TsinghuaC3I/UltraMedical
收藏UltraMedical 数据集概述
数据集描述
UltraMedical 是一个大规模、高质量的生物医学指令数据集,包含 410,000 个合成和人工精选样本。该数据集的构建遵循多样性和复杂性的原则。
数据集统计信息
以下表格展示了 UltraMedical 数据集中各个数据集的统计信息,其中标记为 ★ 的数据集代表定制的合成数据,其他数据集则来自公开可用的数据。# Filtered 表示经过模型评分过滤后的数据大小,# Instructions 表示数据集的原始大小。
| 类别 | 合成数据 | 数据集名称 | # Instructions | 指令平均长度 | 指令平均评分 | # Filtered |
|---|---|---|---|---|---|---|
| 医学考试 | ✘ | MedQA | 10.2k | 128.94 ± 44.4 | 7.35 ± 0.98 | 9.3k |
| ✘ | MedMCQA | 183k | 23.12 ± 15.44 | 4.73 ± 2.14 | 59k | |
| ✔︎ | ★ MedQA-Evol | 51.8k | 76.52 ± 24.97 | 8.07 ± 0.9 | 51.8k | |
| ✔︎ | ★ TextBookQA | 91.7k | 75.92 ± 25.77 | 7.72 ± 0.79 | 91.7k | |
| 文献 | ✘ | PubMedQA | 211k | 218.2 ± 51.01 | 7.95 ± 1.08 | 88.7k |
| 开放式 | ✘ | ChatDoctor | 100k | 98.93 ± 50.81 | 6.83 ± 2.16 | 31.1k |
| ✘ | MedQuad | 47k | 8.21 ± 2.38 | 4.54 ± 2.43 | 6k | |
| ✔︎ | MedInstruct-52k | 52k | 36.05 ± 22.96 | 5.25 ± 2.16 | 23k | |
| ✔︎ | Medical-Instruction-120k | 120k | 84.93 ± 50.85 | 5.36 ± 3.18 | 25k | |
| ✔︎ | ★ WikiInstruct | 23k | 46.73 ± 11.1 | 8.8 ± 0.52 | 23k | |
| 混合 | Mixed | ☆ UltraMedical | 410k | 101.63 ± 79.39 | 8.2 ± 0.96 | 410k |
数据集结构
UltraMedical 数据集的结构如下:
id:结合数据集名称和原始数据集中的顺序号。conversations:第一个元素包含由GPT-4生成的人工或合成问题,第二个元素包含由GPT-4回答的响应。answer:从原始数据改编而来。score:由gpt-3.5-turbo根据输入指令进行的评估。
示例
json { "id": "TextBookQA,Anatomy_Gray_28", "type": "mc", "conversations": [ { "value": "For a 55-year-old male with chronic obstructive pulmonary disease in acute distress and unable to maintain an upright position, which radiographic technique is optimal, and how should the potential magnification of the cardiac silhouette be factored into the interpretation?
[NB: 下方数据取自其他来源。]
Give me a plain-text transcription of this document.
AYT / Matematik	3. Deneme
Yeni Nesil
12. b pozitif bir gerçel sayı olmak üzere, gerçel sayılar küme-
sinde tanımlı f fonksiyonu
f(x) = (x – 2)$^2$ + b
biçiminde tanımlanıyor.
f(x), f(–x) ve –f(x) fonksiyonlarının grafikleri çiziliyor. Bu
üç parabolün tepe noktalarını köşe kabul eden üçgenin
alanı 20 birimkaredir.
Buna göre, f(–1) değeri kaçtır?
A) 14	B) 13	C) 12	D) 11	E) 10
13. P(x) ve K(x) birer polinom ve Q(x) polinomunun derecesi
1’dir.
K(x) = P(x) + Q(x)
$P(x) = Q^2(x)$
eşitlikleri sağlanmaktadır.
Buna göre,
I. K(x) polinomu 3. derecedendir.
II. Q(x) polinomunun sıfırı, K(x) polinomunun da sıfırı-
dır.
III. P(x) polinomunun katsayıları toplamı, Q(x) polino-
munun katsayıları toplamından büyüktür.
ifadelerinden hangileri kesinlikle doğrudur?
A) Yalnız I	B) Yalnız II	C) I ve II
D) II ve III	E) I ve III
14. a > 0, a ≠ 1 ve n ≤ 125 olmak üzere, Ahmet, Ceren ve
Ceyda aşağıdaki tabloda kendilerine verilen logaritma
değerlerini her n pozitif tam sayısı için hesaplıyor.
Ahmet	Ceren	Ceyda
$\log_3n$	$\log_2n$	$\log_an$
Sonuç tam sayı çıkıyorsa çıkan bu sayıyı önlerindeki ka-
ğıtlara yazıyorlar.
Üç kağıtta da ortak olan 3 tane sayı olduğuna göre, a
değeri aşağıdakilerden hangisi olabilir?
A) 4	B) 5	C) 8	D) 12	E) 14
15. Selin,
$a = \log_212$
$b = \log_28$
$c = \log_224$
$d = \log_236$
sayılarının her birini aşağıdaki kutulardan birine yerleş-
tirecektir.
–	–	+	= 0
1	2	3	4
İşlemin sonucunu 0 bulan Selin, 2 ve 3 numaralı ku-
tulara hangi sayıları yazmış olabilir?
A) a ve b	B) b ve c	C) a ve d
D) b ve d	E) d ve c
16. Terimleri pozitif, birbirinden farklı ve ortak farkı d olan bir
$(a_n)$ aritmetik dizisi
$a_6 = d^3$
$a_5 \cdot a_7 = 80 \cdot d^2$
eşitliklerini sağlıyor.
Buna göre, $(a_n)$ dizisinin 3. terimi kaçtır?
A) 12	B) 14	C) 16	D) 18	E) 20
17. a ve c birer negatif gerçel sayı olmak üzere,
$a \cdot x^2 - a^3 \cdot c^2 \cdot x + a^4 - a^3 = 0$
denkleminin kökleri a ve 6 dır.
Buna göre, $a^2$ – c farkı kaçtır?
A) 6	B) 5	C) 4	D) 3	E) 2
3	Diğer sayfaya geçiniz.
A. AP chest radiograph, without differentiating it from PA radiograph in assessing heart size B. Lateral chest radiograph, ignoring the significance of the patients posture during film placement C. AP chest radiograph, considering potential cardiac silhouette magnification in analysis D. PA chest radiograph, with no adjustment for the patients inability to stand", "from": "human" }, { "value": "For a patient in acute distress who is unable to maintain an upright position, the most practical and commonly used radiographic technique is the anteroposterior (AP) chest radiograph. This is because the patient may not be able to stand for a posteroanterior (PA) chest radiograph, which is the standard view for chest imaging when the patient is able to stand upright and take a deep breath.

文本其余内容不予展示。